Die letzten Begräbnisse fanden im Jahr 1942 statt. Danach gab es keine Juden in Buttenhausen mehr. Dabei war das wenige hundert Menschen zählende schwäbische Dorf an der Lauter einst ein Zentrum jüdischen Lebens gewesen. Dort wohnten früher gar einmal mehr Juden als Christen.

Naphtali Berlinger liegt nicht auf dem Friedhof von Buttenhausen. Der 1876 geborene Lehrer, Vorsänger in der Synagoge, Schächter und Beschneider, der auch christliche Kinder an der Dorfvolksschule unterrichtet hat, bringt es in der Nazizeit nicht übers Herz, seine Gemeinde zu verlassen und ins Exil zu gehen.

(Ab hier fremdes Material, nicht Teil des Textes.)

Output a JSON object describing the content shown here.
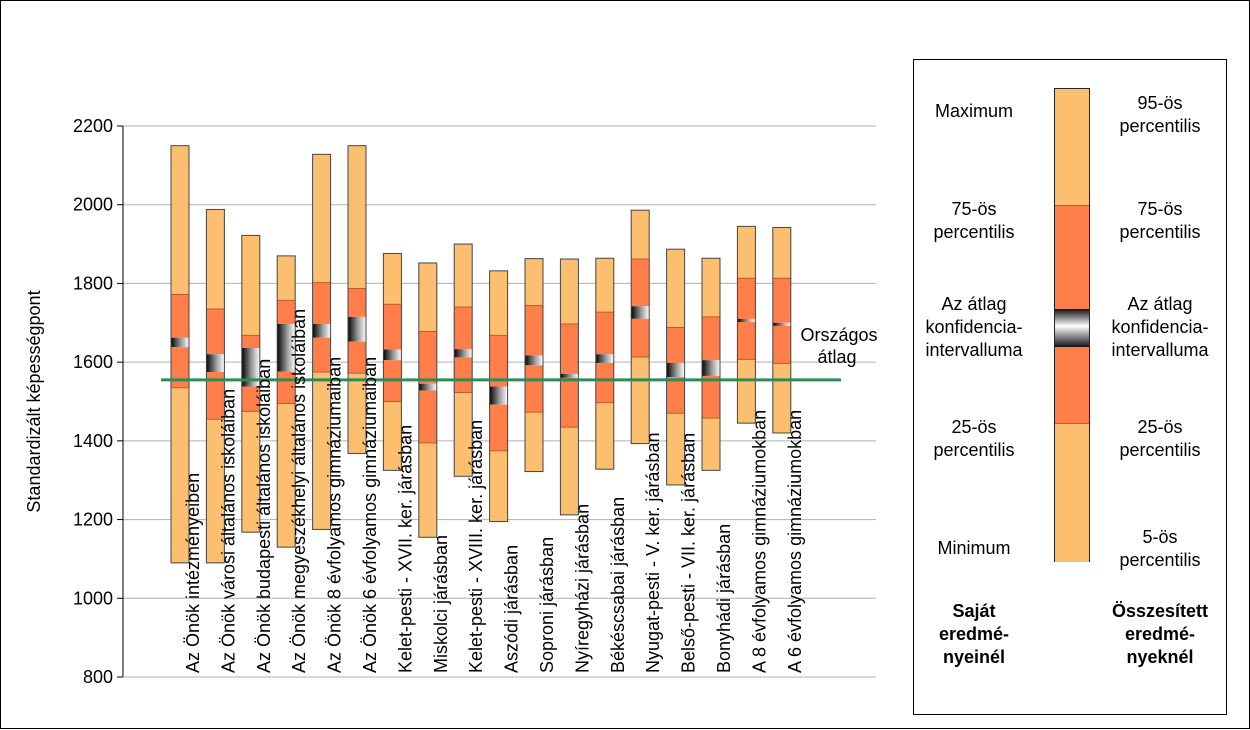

Naphtali Berlinger in seinem letzten Brief vor der Deportation, 1942

„Sollte die Postverbindung zu Euch unterbrochen werden, so sorgt Euch nicht um mich. Ich bin ja nie allein. Er ist bei mir“

Er wird am 22. August 1942 von Stuttgart nach Theresienstadt deportiert und stirbt dort am 20. Februar 1943. Im Abschiedsbrief an seine Kinder schreibt der fromme Mann: „Sollte die Postverbindung zu Euch unterbrochen werden, so sorgt Euch nicht um mich. Ich bin ja nie allein. Er ist bei mir. Von Ihm kommt nichts, was mir schaden würde. Seine Bestimmung nehme ich auf mich.“

Naphtali Berlinger war einer der letzten Juden des Dorfs. Mit ihm könnte diese Geschichte zu Ende sein. Ist sie aber nicht.

„Immer wieder gekommen“

Gal Berlinger-Keller sagt: „Ich bin immer wieder nach Buttenhausen gekommen. Wir sind dort sehr herzlich aufgenommen worden. Ich habe nur positive Erfahrungen gemacht.“ Berlinger-Keller, Jahrgang 1967, ist die Urenkelin von Naphtali Berlinger. Die acht Kinder des Lehrers erreichen während der Nazizeit rechtzeitig das rettende Ausland. Der 1909 geborene Großvater von Gal siedelt sich im damaligen britischen Mandatsgebiet Palästina an. Anselm Ascher Berlinger geht in ein Dorf, das ausschließlich von württembergischen Juden errichtet wird: Shawei Zion liegt am Meer, nördlich von Haifa.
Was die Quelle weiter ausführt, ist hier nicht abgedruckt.